Wednesday, May 14, 2008

 

An Appeal To Conscientious Fathers Of Pre-Teen and Teenaged Daughters

Hear my plea.

Please!

If you have a young teen daughter, and a soul, and a sense of ethics you must do your part to save us all.

By all that is good and holy, you must take away their cell phones for the next few weeks, or at least on Tuesday nights from 7:00PM through 9:00PM Central. Only this can save us from the travesty that is David Archuleta.
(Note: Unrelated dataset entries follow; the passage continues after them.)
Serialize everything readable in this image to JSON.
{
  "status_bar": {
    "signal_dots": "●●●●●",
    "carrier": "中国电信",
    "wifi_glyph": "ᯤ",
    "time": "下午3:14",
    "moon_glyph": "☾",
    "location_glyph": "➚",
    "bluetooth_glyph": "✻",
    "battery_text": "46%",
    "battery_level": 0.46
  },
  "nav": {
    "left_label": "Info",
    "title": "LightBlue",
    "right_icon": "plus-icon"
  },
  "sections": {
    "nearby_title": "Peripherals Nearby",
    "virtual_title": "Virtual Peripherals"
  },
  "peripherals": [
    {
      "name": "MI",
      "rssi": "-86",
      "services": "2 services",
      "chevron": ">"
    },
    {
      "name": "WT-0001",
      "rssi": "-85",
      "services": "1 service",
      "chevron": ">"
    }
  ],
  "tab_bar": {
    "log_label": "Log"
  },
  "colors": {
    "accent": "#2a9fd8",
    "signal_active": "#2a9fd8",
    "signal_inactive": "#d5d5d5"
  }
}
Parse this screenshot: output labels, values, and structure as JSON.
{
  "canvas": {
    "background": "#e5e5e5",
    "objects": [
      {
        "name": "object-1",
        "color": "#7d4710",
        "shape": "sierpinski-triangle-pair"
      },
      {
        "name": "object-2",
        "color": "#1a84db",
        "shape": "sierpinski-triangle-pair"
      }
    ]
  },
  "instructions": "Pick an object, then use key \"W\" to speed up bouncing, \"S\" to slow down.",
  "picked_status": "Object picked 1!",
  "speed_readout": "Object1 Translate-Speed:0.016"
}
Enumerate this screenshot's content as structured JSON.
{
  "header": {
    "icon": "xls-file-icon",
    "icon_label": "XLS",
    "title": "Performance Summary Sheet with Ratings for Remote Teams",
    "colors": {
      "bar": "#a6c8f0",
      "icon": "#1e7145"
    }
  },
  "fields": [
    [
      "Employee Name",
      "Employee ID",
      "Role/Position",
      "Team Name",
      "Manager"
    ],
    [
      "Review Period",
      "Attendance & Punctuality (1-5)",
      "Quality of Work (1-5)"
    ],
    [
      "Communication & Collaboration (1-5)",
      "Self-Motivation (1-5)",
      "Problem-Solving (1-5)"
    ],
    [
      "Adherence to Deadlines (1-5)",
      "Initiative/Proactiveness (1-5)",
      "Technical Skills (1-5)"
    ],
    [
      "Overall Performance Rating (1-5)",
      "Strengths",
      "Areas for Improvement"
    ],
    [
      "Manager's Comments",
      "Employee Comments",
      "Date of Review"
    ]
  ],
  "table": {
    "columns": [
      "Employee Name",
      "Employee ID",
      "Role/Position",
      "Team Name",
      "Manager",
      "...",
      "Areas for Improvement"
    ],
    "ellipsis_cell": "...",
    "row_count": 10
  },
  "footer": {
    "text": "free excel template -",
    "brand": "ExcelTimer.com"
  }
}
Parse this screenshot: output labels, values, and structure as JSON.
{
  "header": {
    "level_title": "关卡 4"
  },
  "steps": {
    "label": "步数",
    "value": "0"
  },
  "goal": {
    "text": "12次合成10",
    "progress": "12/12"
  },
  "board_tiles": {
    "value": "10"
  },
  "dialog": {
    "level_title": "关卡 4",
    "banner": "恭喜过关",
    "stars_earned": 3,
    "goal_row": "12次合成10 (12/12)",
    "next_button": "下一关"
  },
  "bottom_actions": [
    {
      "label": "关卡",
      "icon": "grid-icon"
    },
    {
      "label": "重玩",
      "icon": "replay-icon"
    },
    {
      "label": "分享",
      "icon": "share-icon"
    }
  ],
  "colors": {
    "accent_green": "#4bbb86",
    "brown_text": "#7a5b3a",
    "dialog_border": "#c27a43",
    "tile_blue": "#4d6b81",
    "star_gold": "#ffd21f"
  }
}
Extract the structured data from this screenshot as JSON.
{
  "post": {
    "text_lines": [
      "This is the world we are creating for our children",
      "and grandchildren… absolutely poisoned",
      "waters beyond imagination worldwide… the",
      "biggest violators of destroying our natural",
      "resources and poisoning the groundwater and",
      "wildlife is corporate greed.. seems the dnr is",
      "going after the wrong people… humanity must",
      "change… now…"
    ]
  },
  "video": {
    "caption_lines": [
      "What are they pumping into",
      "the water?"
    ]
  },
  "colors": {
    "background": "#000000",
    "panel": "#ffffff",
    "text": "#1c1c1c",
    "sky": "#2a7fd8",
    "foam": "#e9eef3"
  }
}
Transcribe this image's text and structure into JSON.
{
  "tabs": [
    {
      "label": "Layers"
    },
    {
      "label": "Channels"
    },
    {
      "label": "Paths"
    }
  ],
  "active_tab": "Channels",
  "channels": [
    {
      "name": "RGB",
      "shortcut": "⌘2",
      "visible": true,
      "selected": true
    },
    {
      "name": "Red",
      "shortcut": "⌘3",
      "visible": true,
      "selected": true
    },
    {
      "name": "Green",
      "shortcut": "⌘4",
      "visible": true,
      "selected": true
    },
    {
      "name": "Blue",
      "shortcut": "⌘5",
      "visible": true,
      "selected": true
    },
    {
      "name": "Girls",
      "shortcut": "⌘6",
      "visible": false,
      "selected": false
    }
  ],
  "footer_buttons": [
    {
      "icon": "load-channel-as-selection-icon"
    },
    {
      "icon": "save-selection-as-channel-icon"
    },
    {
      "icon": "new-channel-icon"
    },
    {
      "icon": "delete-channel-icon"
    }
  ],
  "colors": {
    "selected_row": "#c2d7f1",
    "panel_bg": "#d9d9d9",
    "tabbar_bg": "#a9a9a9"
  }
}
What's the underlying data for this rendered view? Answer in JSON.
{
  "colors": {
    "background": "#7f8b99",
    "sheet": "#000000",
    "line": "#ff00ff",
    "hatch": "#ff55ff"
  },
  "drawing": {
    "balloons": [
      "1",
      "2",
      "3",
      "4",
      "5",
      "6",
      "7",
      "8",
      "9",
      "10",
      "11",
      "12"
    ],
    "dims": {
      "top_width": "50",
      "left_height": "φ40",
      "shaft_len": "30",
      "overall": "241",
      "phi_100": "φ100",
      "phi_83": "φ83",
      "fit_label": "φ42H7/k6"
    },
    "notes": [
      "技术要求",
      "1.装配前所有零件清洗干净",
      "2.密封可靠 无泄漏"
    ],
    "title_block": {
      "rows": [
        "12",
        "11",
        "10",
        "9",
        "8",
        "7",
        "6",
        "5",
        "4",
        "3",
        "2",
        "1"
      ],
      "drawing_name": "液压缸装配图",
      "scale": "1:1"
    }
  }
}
C'mon Dad! You know the only thing keeping Archuleta afloat on American Idol is the pitter-patter of your pre-pubescent daughter's heart and the buttons on her cell phone. You know that little annoying dork Archuleta could become the most nauseating entertainer since Donny Osmond. And Osmond is still around over three decades later! Is that what you want? You know that that the real star here is David Cook, a guy that even you and I might actually pay to watch. Isn't that prospect more appealing than ferrying an SUV full of giggling 12-year-olds to a David Archuleta concert?

So, Dad, do the right thing. Don't let your little cherub anywhere near a phone during the two hours following American Idol. We're all counting on you.

P.S. Is it just me, or does the little shaver look perpetually stoned, with those droopy-ass eyelids?